# Statistical Inference in Mythbusters
## Battle of the Sexes - Round 2 (Season 2013 Ep05)

Myth: Women are better at multi-tasking than men

In [2]:
import numpy as np
import pandas as pd
from scipy import stats

In [3]:
d = {'Men': pd.Series([50, 80, 50, 80, 90, 80, 50, 60, 50, 50]),
     'Women': pd.Series([100, 70, 60, 80, 80, 80, 80, 60, 50, 60])}
df = pd.DataFrame(d)

In [4]:
print("Men:",df['Men'].mean(),df['Men'].std())
print("Women:",df['Women'].mean(),df['Women'].std())

Men: 64.0 16.46545204697129
Women: 72.0 14.757295747452437


### Hypothesis Testing

A **two-sample t-test** investigates whether the means of two independent data samples differ from one another. In a two-sample test, the null hypothesis is that the means of both groups are the same. Unlike the one sample-test where we test against a known population parameter, the two sample test only involves sample means. You can conduct a two-sample t-test by passing with the stats.ttest_ind() function. 

Null Hypothesis: Men and Women are similar in multi-tasking

Alternate Hypothesis: Men and Women are dissimilar in multi-tasking

### 2 sample t-test

### From actual sample data

In [5]:
stats.ttest_ind(df['Men'],df['Women'])

Ttest_indResult(statistic=-1.1441551070947107, pvalue=0.26754709030461915)

### From descriptive stats - equal variance

In [6]:
stats.ttest_ind_from_stats(mean1 = df['Men'].mean(), std1 = df['Men'].std(), nobs1 = len(df),
                     mean2 = df['Women'].mean(), std2 = df['Women'].std(), nobs2 = len(df),
                     equal_var=True)

Ttest_indResult(statistic=-1.1441551070947109, pvalue=0.2675470903046191)

### From descriptive stats - unequal variance

In [7]:
stats.ttest_ind_from_stats(mean1 = df['Men'].mean(), std1 = df['Men'].std(), nobs1 = len(df),
                     mean2 = df['Women'].mean(), std2 = df['Women'].std(), nobs2 = len(df),
                     equal_var=False)

Ttest_indResult(statistic=-1.1441551070947109, pvalue=0.26772270869674814)

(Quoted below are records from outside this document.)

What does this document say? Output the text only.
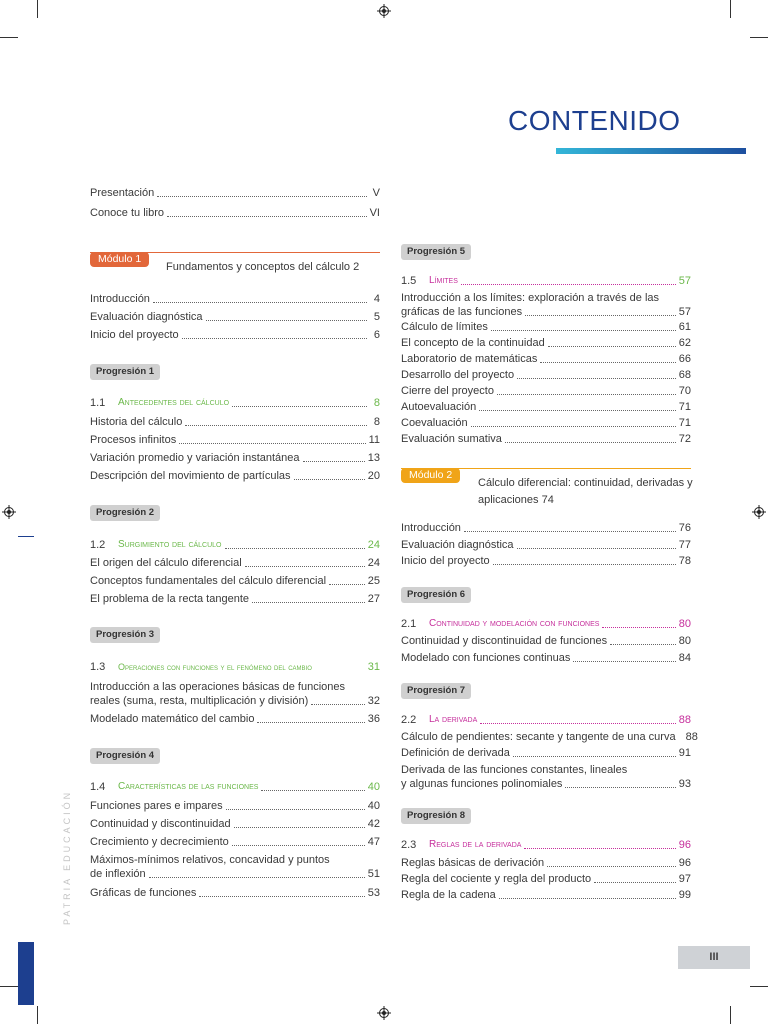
CONTENIDO
Presentación	V
Conoce tu libro	VI
Módulo 1
Fundamentos y conceptos del cálculo 2
Introducción	4
Evaluación diagnóstica	5
Inicio del proyecto	6
Progresión 1
1.1	Antecedentes del cálculo	8
Historia del cálculo	8
Procesos infinitos	11
Variación promedio y variación instantánea	13
Descripción del movimiento de partículas	20
Progresión 2
1.2	Surgimiento del cálculo	24
El origen del cálculo diferencial	24
Conceptos fundamentales del cálculo diferencial	25
El problema de la recta tangente	27
Progresión 3
1.3	Operaciones con funciones y el fenómeno del cambio	31
Introducción a las operaciones básicas de funciones
reales (suma, resta, multiplicación y división)	32
Modelado matemático del cambio	36
Progresión 4
1.4	Características de las funciones	40
Funciones pares e impares	40
Continuidad y discontinuidad	42
Crecimiento y decrecimiento	47
Máximos-mínimos relativos, concavidad y puntos
de inflexión	51
Gráficas de funciones	53
Progresión 5
1.5	Límites	57
Introducción a los límites: exploración a través de las
gráficas de las funciones	57
Cálculo de límites	61
El concepto de la continuidad	62
Laboratorio de matemáticas	66
Desarrollo del proyecto	68
Cierre del proyecto	70
Autoevaluación	71
Coevaluación	71
Evaluación sumativa	72
Módulo 2
Cálculo diferencial: continuidad, derivadas y
aplicaciones 74
Introducción	76
Evaluación diagnóstica	77
Inicio del proyecto	78
Progresión 6
2.1	Continuidad y modelación con funciones	80
Continuidad y discontinuidad de funciones	80
Modelado con funciones continuas	84
Progresión 7
2.2	La derivada	88
Cálculo de pendientes: secante y tangente de una curva 88
Definición de derivada	91
Derivada de las funciones constantes, lineales
y algunas funciones polinomiales	93
Progresión 8
2.3	Reglas de la derivada	96
Reglas básicas de derivación	96
Regla del cociente y regla del producto	97
Regla de la cadena	99
PATRIA EDUCACIÓN
III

The pvalue is > 0.05, so we fail to reject the null hypothesis.

Hence, there is no evidence that women are better at multi-tasking than men.

**MYTH BUSTED!!!**

### Power analysis to determine sample size

In [8]:
import statsmodels.stats.power as smp

In [9]:
# effect size for a difference in mean of 10 and a standard deviation of 15
e = 10/15
e

0.6666666666666666

In [10]:
# solve for n, given effect_size, power, ratio (nobs1/nobs2)
smp.TTestIndPower().solve_power(e, power=0.80, ratio=1, alpha=0.05, alternative='two-sided')

36.305687896793614

The output shows that we need 36 subjects per group, for a total of 72, to have a reasonable chance of detecting a meaningful difference, if that difference actually exists between the two populations.